Danach kam rundum Begeisterung auf. Ab sofort konnten sie wieder mit den Arachos in Frieden leben, gemeinsam im Wald jagen.

Ein paar leise Worte zum Häuptling, dieser nickte zustimmend.

Daraufhin wandte er sich an die Arachos.

»Nachher erhaltet ihr eine Trage und schleift Koror zu eurem Stamm! Doch jetzt kommt mit zum Wasser!«

Er zeigte ihnen den durch die Faschinen gebändigten Bach.

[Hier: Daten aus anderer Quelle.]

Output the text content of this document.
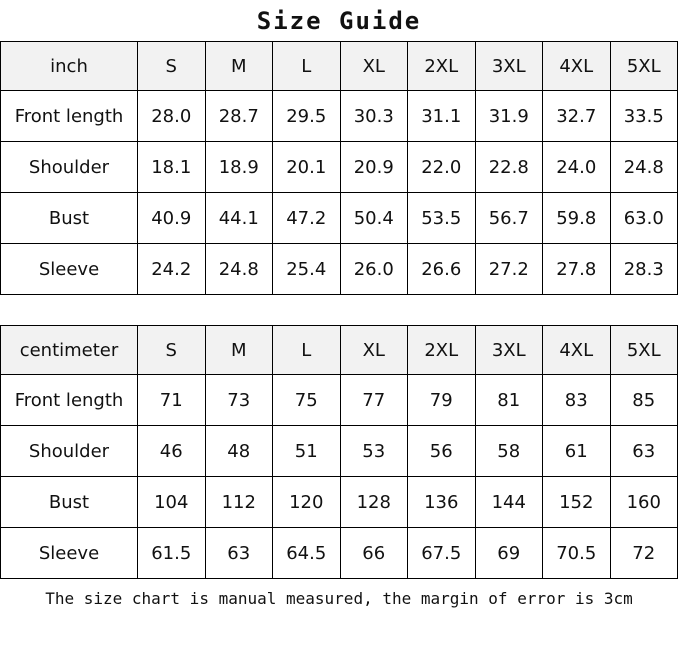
Size Guide
inch	S	M	L	XL	2XL	3XL	4XL	5XL
Front length	28.0	28.7	29.5	30.3	31.1	31.9	32.7	33.5
Shoulder	18.1	18.9	20.1	20.9	22.0	22.8	24.0	24.8
Bust	40.9	44.1	47.2	50.4	53.5	56.7	59.8	63.0
Sleeve	24.2	24.8	25.4	26.0	26.6	27.2	27.8	28.3
centimeter	S	M	L	XL	2XL	3XL	4XL	5XL
Front length	71	73	75	77	79	81	83	85
Shoulder	46	48	51	53	56	58	61	63
Bust	104	112	120	128	136	144	152	160
Sleeve	61.5	63	64.5	66	67.5	69	70.5	72
The size chart is manual measured, the margin of error is 3cm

»Zwei Kiropees und ich begleiten euch zurück. Ich will mir selbst ansehen, wie es um eure Zelte steht. Kommt mit!«

*

Interessant!

Die Ebene war doch nicht so flach, wie er dachte. Überall waren, wenn auch sehr seichte Tümpel sowie zwei gut eine halbe Mannlänge tiefen Teiche entstanden. Mitten zwischen Bäumen und Büschen.

Im Wald ging es genauso weiter. Stets mussten sie darauf achten, in keine der Pfützen zu treten.